Qui a tué Florange ? de Walter Broccoli et Frédéric Weber, Mettis Éditions.

On a beaucoup écrit sur la fermeture de Florange. Mais on ignorait comment ceux qui se sont battus pour conserver l’usine ont vécu ce combat. Dans l’ombre des hauts-fourneaux et de l’omniprésent Édouard Martin.
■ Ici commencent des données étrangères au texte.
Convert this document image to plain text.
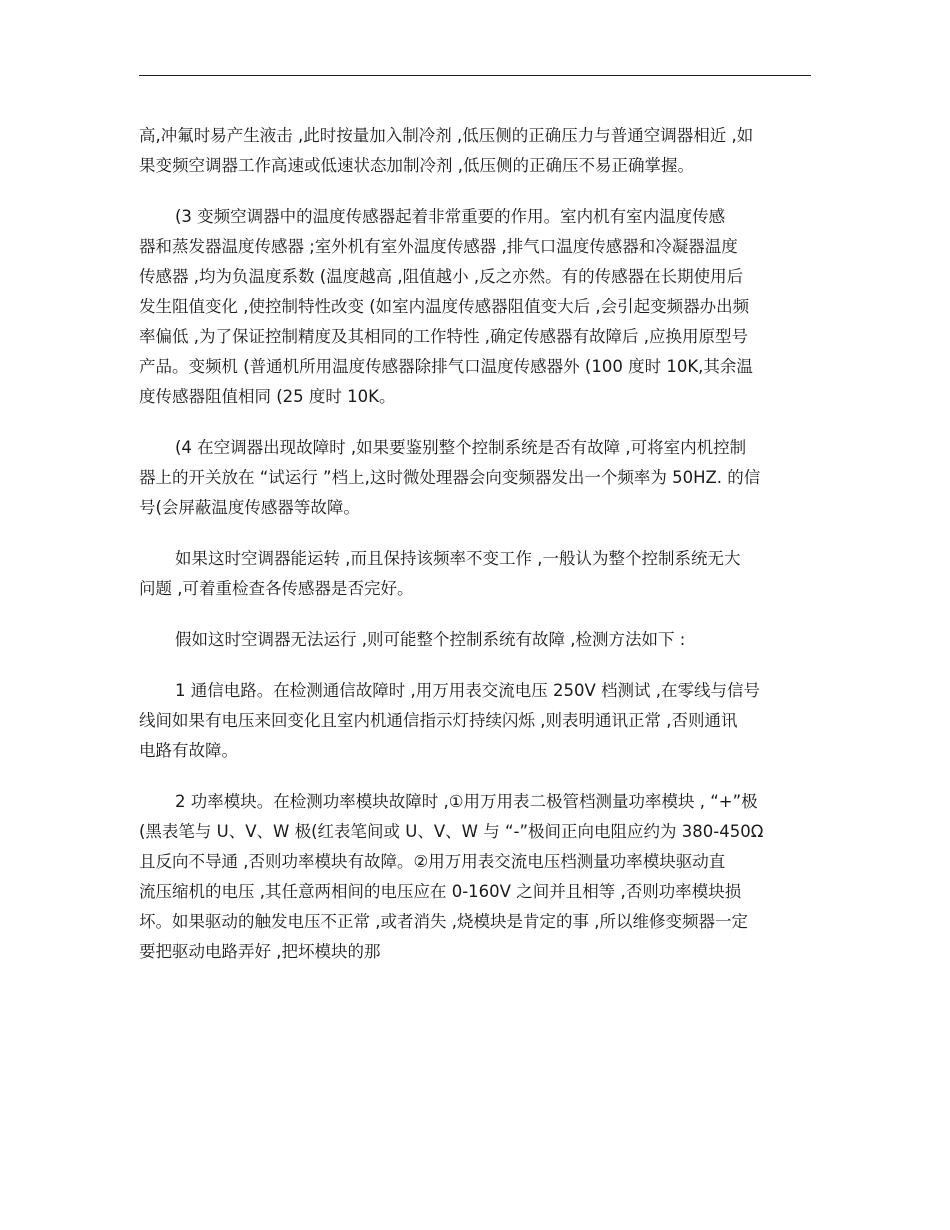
高,冲氟时易产生液击 ,此时按量加入制冷剂 ,低压侧的正确压力与普通空调器相近 ,如
果变频空调器工作高速或低速状态加制冷剂 ,低压侧的正确压不易正确掌握。
(3 变频空调器中的温度传感器起着非常重要的作用。室内机有室内温度传感
器和蒸发器温度传感器 ;室外机有室外温度传感器 ,排气口温度传感器和冷凝器温度
传感器 ,均为负温度系数 (温度越高 ,阻值越小 ,反之亦然。有的传感器在长期使用后
发生阻值变化 ,使控制特性改变 (如室内温度传感器阻值变大后 ,会引起变频器办出频
率偏低 ,为了保证控制精度及其相同的工作特性 ,确定传感器有故障后 ,应换用原型号
产品。变频机 (普通机所用温度传感器除排气口温度传感器外 (100 度时 10K,其余温
度传感器阻值相同 (25 度时 10K。
(4 在空调器出现故障时 ,如果要鉴别整个控制系统是否有故障 ,可将室内机控制
器上的开关放在 “试运行 ”档上,这时微处理器会向变频器发出一个频率为 50HZ. 的信
号(会屏蔽温度传感器等故障。
如果这时空调器能运转 ,而且保持该频率不变工作 ,一般认为整个控制系统无大
问题 ,可着重检查各传感器是否完好。
假如这时空调器无法运行 ,则可能整个控制系统有故障 ,检测方法如下 :
1 通信电路。在检测通信故障时 ,用万用表交流电压 250V 档测试 ,在零线与信号
线间如果有电压来回变化且室内机通信指示灯持续闪烁 ,则表明通讯正常 ,否则通讯
电路有故障。
2 功率模块。在检测功率模块故障时 ,①用万用表二极管档测量功率模块 , “+”极
(黑表笔与 U、V、W 极(红表笔间或 U、V、W 与 “-”极间正向电阻应约为 380-450Ω
且反向不导通 ,否则功率模块有故障。②用万用表交流电压档测量功率模块驱动直
流压缩机的电压 ,其任意两相间的电压应在 0-160V 之间并且相等 ,否则功率模块损
坏。如果驱动的触发电压不正常 ,或者消失 ,烧模块是肯定的事 ,所以维修变频器一定
要把驱动电路弄好 ,把坏模块的那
Qui a tué Florange? (© DR)Il y a ce que tout le monde a lu ou entendu : la crise qui a fait chuté la demande d’acier, la nationalisation un temps évoquée afin d’être zappée, le candidat Hollande qui promet de sauver l’usine. Il y a aussi le porte-parole emblématique du combat, Édouard Martin, « qui invectivait les ministres et les puissants » avant d’annoncer sa candidature aux élections européennes. De promesses, de trahisons et de mensonges, l’histoire de la fermeture de Florange en est pétrie. Et cela fait d’autant plus mal que l’espoir a longtemps été entretenu. Les syndicalistes Walter Broccoli et Frédéric Weber font partie de ceux qui se sont battus pour que l’usine ne ferme pas. En vain. La fermeture, ils l’ont donc vécue de l’intérieur, depuis les coulisses. C’est leur vision de l’histoire qu’il raconte dans ce livre qui transpire la déception, la colère et l’amertume. Bien entendu, il est question de l’attitude d’Édouard Martin. Si les auteurs se défendent d’avoir voulu faire un livre de caniveau ou « anti-Édouard Martin », on y apprend tout de même que, dès le départ de la lutte, Édouard Martin s’est attaché à politiser le combat, pour faire battre Sarkozy. Trahison ? Le mot est écrit. Très vite, « nous avons commencé à être manipulés et être pris pour des imbéciles » souligne Walter Broccoli. Et puis il y a aussi ces quelques heures durant lesquelles ils entrevoient la lumière. Les deux syndicalistes reviennent notamment sur l’espoir suscité par le projet ULCOS. « Nous avions les finances, le réseau mondial, une usine compétitive et en même temps 560 millions d’euros pour faire ULCOS et ainsi offrir un avenir écologique radieux aux hauts-fourneaux de la vallée » racontent-ils. À lire, non pas pour refaire l’histoire de la fermeture des hauts-fourneaux de Florange. Mais pour mieux comprendre qui l’a tué. Et comment. Selon eux.


Florange, une lutte d’aujourd’hui, de Zoé Thouron et Tristan Thil, éd. Dargaud

La dessinatrice Zoé Thouron et Tristan Thil, réalisateur et scénariste, mettent en scène dans Florange, une lutte d’aujourd’hui l’immersion de ce dernier aux côtés des métallos, en y mêlant récit autobiographique et radiographie d’une région.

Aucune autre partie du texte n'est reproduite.